Massive Open Online Courses - Introduction to Functional Programming in OCaml #Tezos


What is OCaml?

OCaml is a functional programming exquisite language with an emphasis on expressiveness and safety. The OCaml language  underlies the Tezos protocol. Tezos is a smart-contracts platform that includes a way for the protocol to be upgraded through a governance system. The system is created so that the blockchain can evolve instead of performing hard forks which may lead to transactions not being confirmed by out-of-date nodes.

OCaml Strength: 

  • A powerful type system, equipped with parametric polymorphism and type inference. For instance, the type of a collection can be parameterized by the type of its elements. This allows defining some operations over a collection independently of the type of its elements: sorting an array is one example. Furthermore, type inference allows defining such operations without having to explicitly provide the type of their parameters and result.
  • User-definable algebraic data types and pattern-matching. New algebraic data types can be defined as combinations of records and sums. Functions that operate over such data structures can then be defined by pattern matching, a generalized form of the well-known switch statement, which offers a clean and elegant way of simultaneously examining and naming data.
  • Automatic memory management, thanks to a fast, unobtrusive, incremental garbage collector.
  • Separate compilation of standalone applications. Portable bytecode compilers allow creating stand-alone applications out of Caml Light or OCaml programs. A foreign function interface allows OCaml code to interoperate with C code when necessary. Interactive use of OCaml is also supported via a “read-evaluate-print” loop.
  • OCaml is used to implement Tezos, due it is a well-defined language, which makes it good for formal specifications. Tezos is projected to launch soon. It is one of the most promising upcoming blockchain projects.

About This Course

Functional programming is a programming paradigm which is rapidly attracting interest from a broad range of developers because it allows to write expressive, concise and elegant programs.

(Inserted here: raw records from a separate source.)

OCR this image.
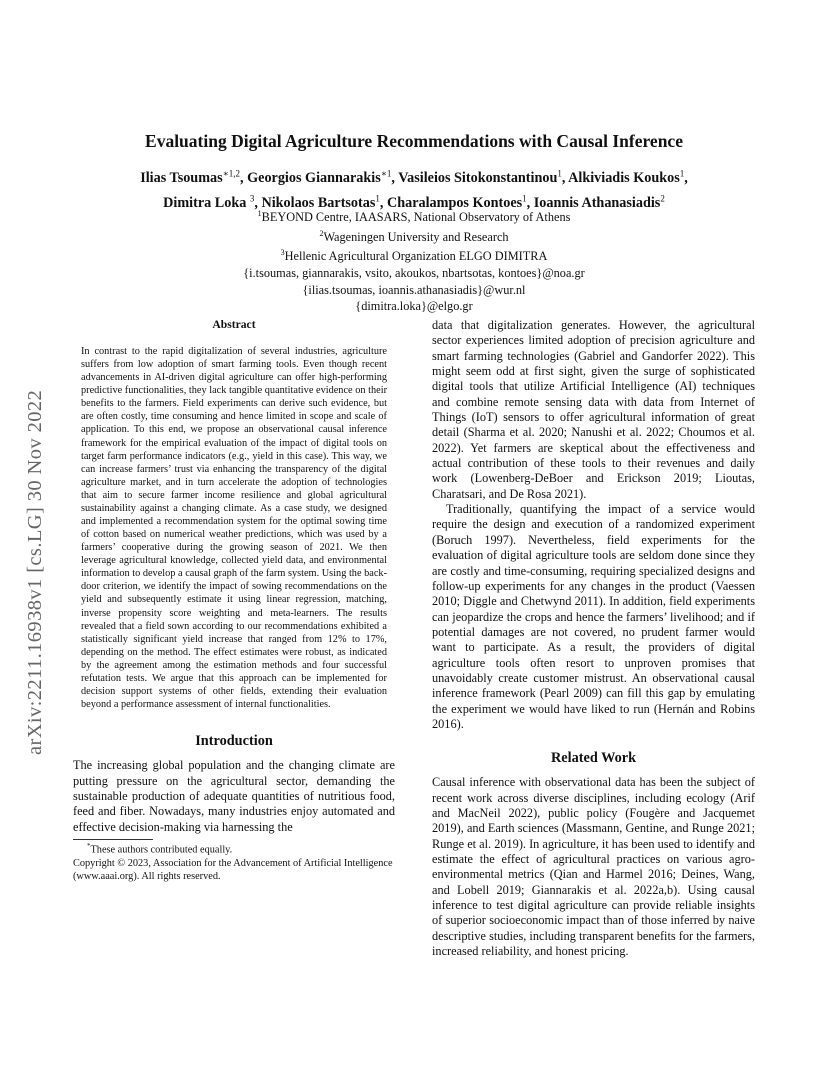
arXiv:2211.16938v1 [cs.LG] 30 Nov 2022
Evaluating Digital Agriculture Recommendations with Causal Inference
Ilias Tsoumas$^{∗1,2}$, Georgios Giannarakis$^{∗1}$, Vasileios Sitokonstantinou$^1$, Alkiviadis Koukos$^1$,
Dimitra Loka $^3$, Nikolaos Bartsotas$^1$, Charalampos Kontoes$^1$, Ioannis Athanasiadis$^2$
$^1$BEYOND Centre, IAASARS, National Observatory of Athens
$^2$Wageningen University and Research
$^3$Hellenic Agricultural Organization ELGO DIMITRA
{i.tsoumas, giannarakis, vsito, akoukos, nbartsotas, kontoes}@noa.gr
{ilias.tsoumas, ioannis.athanasiadis}@wur.nl
{dimitra.loka}@elgo.gr
Abstract

In contrast to the rapid digitalization of several industries, agriculture suffers from low adoption of smart farming tools. Even though recent advancements in AI-driven digital agriculture can offer high-performing predictive functionalities, they lack tangible quantitative evidence on their benefits to the farmers. Field experiments can derive such evidence, but are often costly, time consuming and hence limited in scope and scale of application. To this end, we propose an observational causal inference framework for the empirical evaluation of the impact of digital tools on target farm performance indicators (e.g., yield in this case). This way, we can increase farmers’ trust via enhancing the transparency of the digital agriculture market, and in turn accelerate the adoption of technologies that aim to secure farmer income resilience and global agricultural sustainability against a changing climate. As a case study, we designed and implemented a recommendation system for the optimal sowing time of cotton based on numerical weather predictions, which was used by a farmers’ cooperative during the growing season of 2021. We then leverage agricultural knowledge, collected yield data, and environmental information to develop a causal graph of the farm system. Using the back-door criterion, we identify the impact of sowing recommendations on the yield and subsequently estimate it using linear regression, matching, inverse propensity score weighting and meta-learners. The results revealed that a field sown according to our recommendations exhibited a statistically significant yield increase that ranged from 12% to 17%, depending on the method. The effect estimates were robust, as indicated by the agreement among the estimation methods and four successful refutation tests. We argue that this approach can be implemented for decision support systems of other fields, extending their evaluation beyond a performance assessment of internal functionalities.

Introduction

The increasing global population and the changing climate are putting pressure on the agricultural sector, demanding the sustainable production of adequate quantities of nutritious food, feed and fiber. Nowadays, many industries enjoy automated and effective decision-making via harnessing the

*These authors contributed equally.

Copyright © 2023, Association for the Advancement of Artificial Intelligence (www.aaai.org). All rights reserved.

data that digitalization generates. However, the agricultural sector experiences limited adoption of precision agriculture and smart farming technologies (Gabriel and Gandorfer 2022). This might seem odd at first sight, given the surge of sophisticated digital tools that utilize Artificial Intelligence (AI) techniques and combine remote sensing data with data from Internet of Things (IoT) sensors to offer agricultural information of great detail (Sharma et al. 2020; Nanushi et al. 2022; Choumos et al. 2022). Yet farmers are skeptical about the effectiveness and actual contribution of these tools to their revenues and daily work (Lowenberg-DeBoer and Erickson 2019; Lioutas, Charatsari, and De Rosa 2021).

Traditionally, quantifying the impact of a service would require the design and execution of a randomized experiment (Boruch 1997). Nevertheless, field experiments for the evaluation of digital agriculture tools are seldom done since they are costly and time-consuming, requiring specialized designs and follow-up experiments for any changes in the product (Vaessen 2010; Diggle and Chetwynd 2011). In addition, field experiments can jeopardize the crops and hence the farmers’ livelihood; and if potential damages are not covered, no prudent farmer would want to participate. As a result, the providers of digital agriculture tools often resort to unproven promises that unavoidably create customer mistrust. An observational causal inference framework (Pearl 2009) can fill this gap by emulating the experiment we would have liked to run (Hernán and Robins 2016).

Related Work

Causal inference with observational data has been the subject of recent work across diverse disciplines, including ecology (Arif and MacNeil 2022), public policy (Fougère and Jacquemet 2019), and Earth sciences (Massmann, Gentine, and Runge 2021; Runge et al. 2019). In agriculture, it has been used to identify and estimate the effect of agricultural practices on various agro-environmental metrics (Qian and Harmel 2016; Deines, Wang, and Lobell 2019; Giannarakis et al. 2022a,b). Using causal inference to test digital agriculture can provide reliable insights of superior socioeconomic impact than of those inferred by naive descriptive studies, including transparent benefits for the farmers, increased reliability, and honest pricing.
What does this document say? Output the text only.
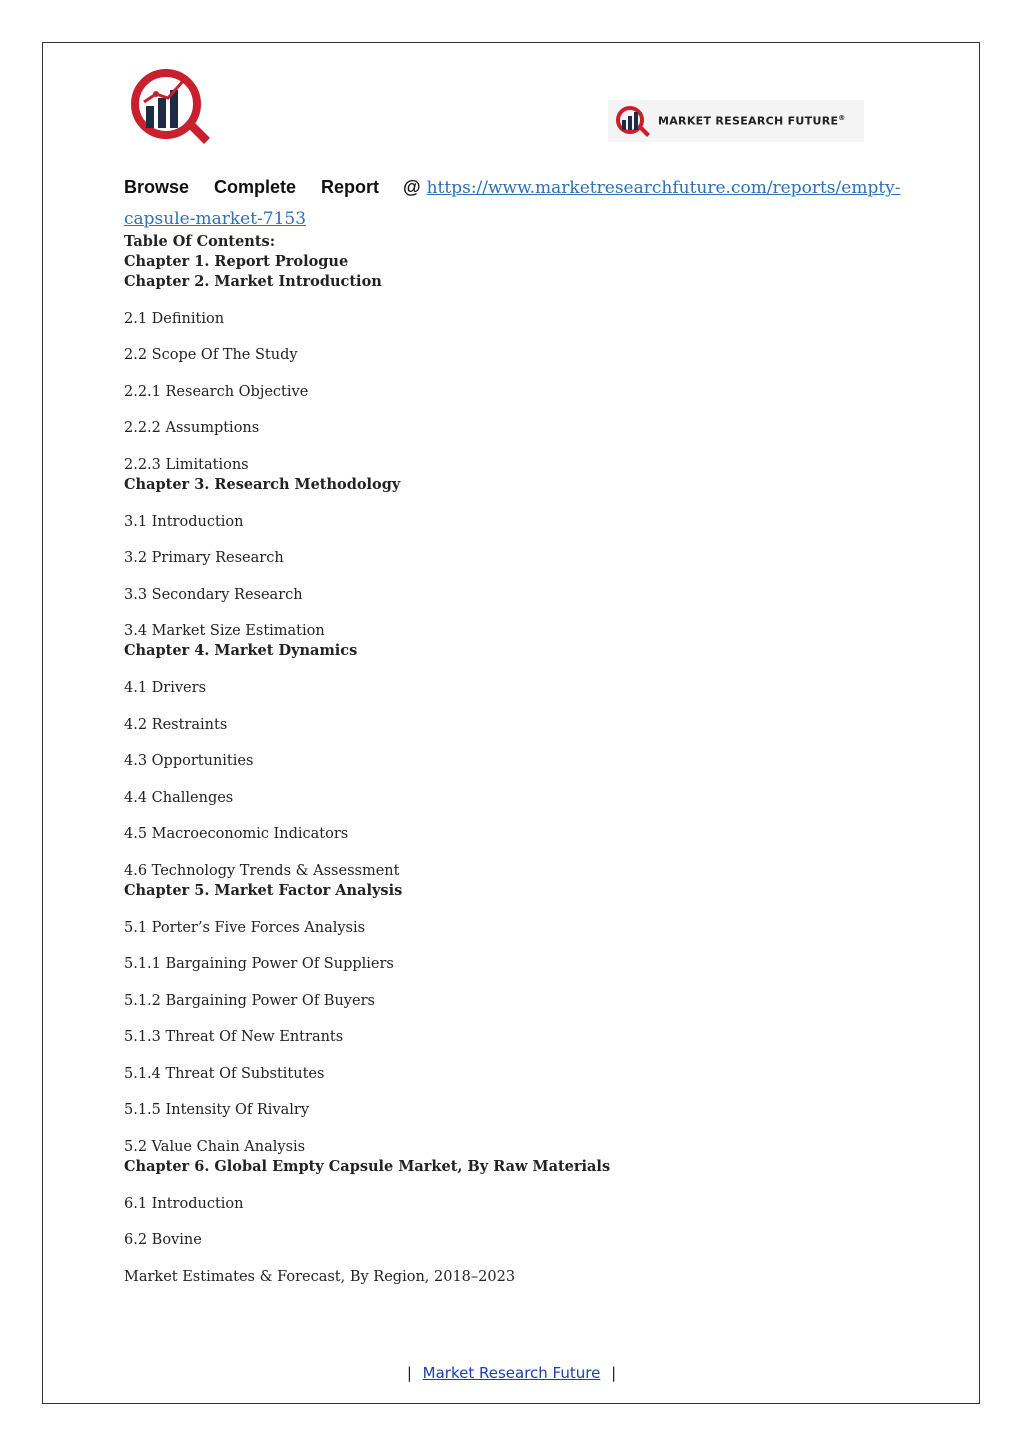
MARKET RESEARCH FUTURE®
Browse Complete Report @ https://www.marketresearchfuture.com/reports/empty-
capsule-market-7153
Table Of Contents:
Chapter 1. Report Prologue
Chapter 2. Market Introduction
2.1 Definition
2.2 Scope Of The Study
2.2.1 Research Objective
2.2.2 Assumptions
2.2.3 Limitations
Chapter 3. Research Methodology
3.1 Introduction
3.2 Primary Research
3.3 Secondary Research
3.4 Market Size Estimation
Chapter 4. Market Dynamics
4.1 Drivers
4.2 Restraints
4.3 Opportunities
4.4 Challenges
4.5 Macroeconomic Indicators
4.6 Technology Trends & Assessment
Chapter 5. Market Factor Analysis
5.1 Porter’s Five Forces Analysis
5.1.1 Bargaining Power Of Suppliers
5.1.2 Bargaining Power Of Buyers
5.1.3 Threat Of New Entrants
5.1.4 Threat Of Substitutes
5.1.5 Intensity Of Rivalry
5.2 Value Chain Analysis
Chapter 6. Global Empty Capsule Market, By Raw Materials
6.1 Introduction
6.2 Bovine
Market Estimates & Forecast, By Region, 2018–2023
| Market Research Future |
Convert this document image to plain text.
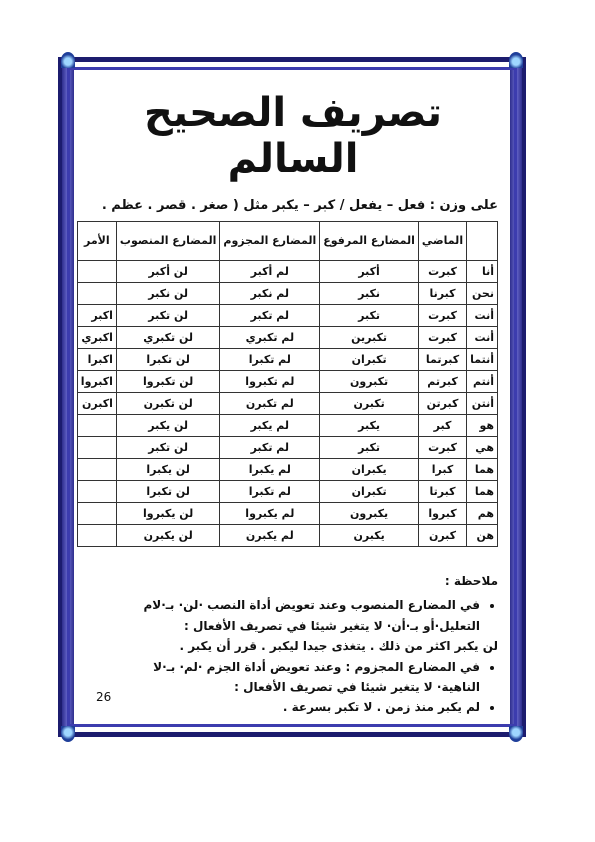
تصريف الصحيح السالم
على وزن : فعل – يفعل / كبر – يكبر مثل ( صغر . قصر . عظم .
	الماضي	المضارع المرفوع	المضارع المجزوم	المضارع المنصوب	الأمر
أنا	كبرت	أكبر	لم أكبر	لن أكبر	
نحن	كبرنا	نكبر	لم نكبر	لن نكبر	
أنت	كبرت	تكبر	لم تكبر	لن تكبر	اكبر
أنت	كبرت	تكبرين	لم تكبري	لن تكبري	اكبري
أنتما	كبرتما	تكبران	لم تكبرا	لن تكبرا	اكبرا
أنتم	كبرتم	تكبرون	لم تكبروا	لن تكبروا	اكبروا
أنتن	كبرتن	تكبرن	لم تكبرن	لن تكبرن	اكبرن
هو	كبر	يكبر	لم يكبر	لن يكبر	
هي	كبرت	تكبر	لم تكبر	لن تكبر	
هما	كبرا	يكبران	لم يكبرا	لن يكبرا	
هما	كبرتا	تكبران	لم تكبرا	لن تكبرا	
هم	كبروا	يكبرون	لم يكبروا	لن يكبروا	
هن	كبرن	يكبرن	لم يكبرن	لن يكبرن	
ملاحظة :
• في المضارع المنصوب وعند تعويض أداة النصب ·لن· بـ·لام

التعليل·أو بـ·أن· لا يتغير شيئا في تصريف الأفعال :

لن يكبر اكثر من ذلك . يتغذى جيدا ليكبر . قرر أن يكبر .

• في المضارع المجزوم : وعند تعويض أداة الجزم ·لم· بـ·لا

الناهية· لا يتغير شيئا في تصريف الأفعال :

• لم يكبر منذ زمن . لا تكبر بسرعة .
26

In this MOOC you will learn Functional programming using the OCaml programming language.You will discover the powerful mechanisms that are offered to build and manipulate complex data structures in a clean and efficient way. And you will see how functions play a central role, as first-class values that can be freely used in any place where an expression can appear.

The OCaml programming language is a member of the ML language family pioneered by Robin Milner. An important feature of OCaml is that it reconciles the conciseness and flexibility of untyped programming languages (like Python, for example) with the safety of strongly typed programming languages (like Java, for example). The OCaml compiler performs in fact a type inference. Types of identifiers do not have to be declared but are inferred by the compiler at the moment of definition of an identifier, and then used for assuring type correctness when using an identifier.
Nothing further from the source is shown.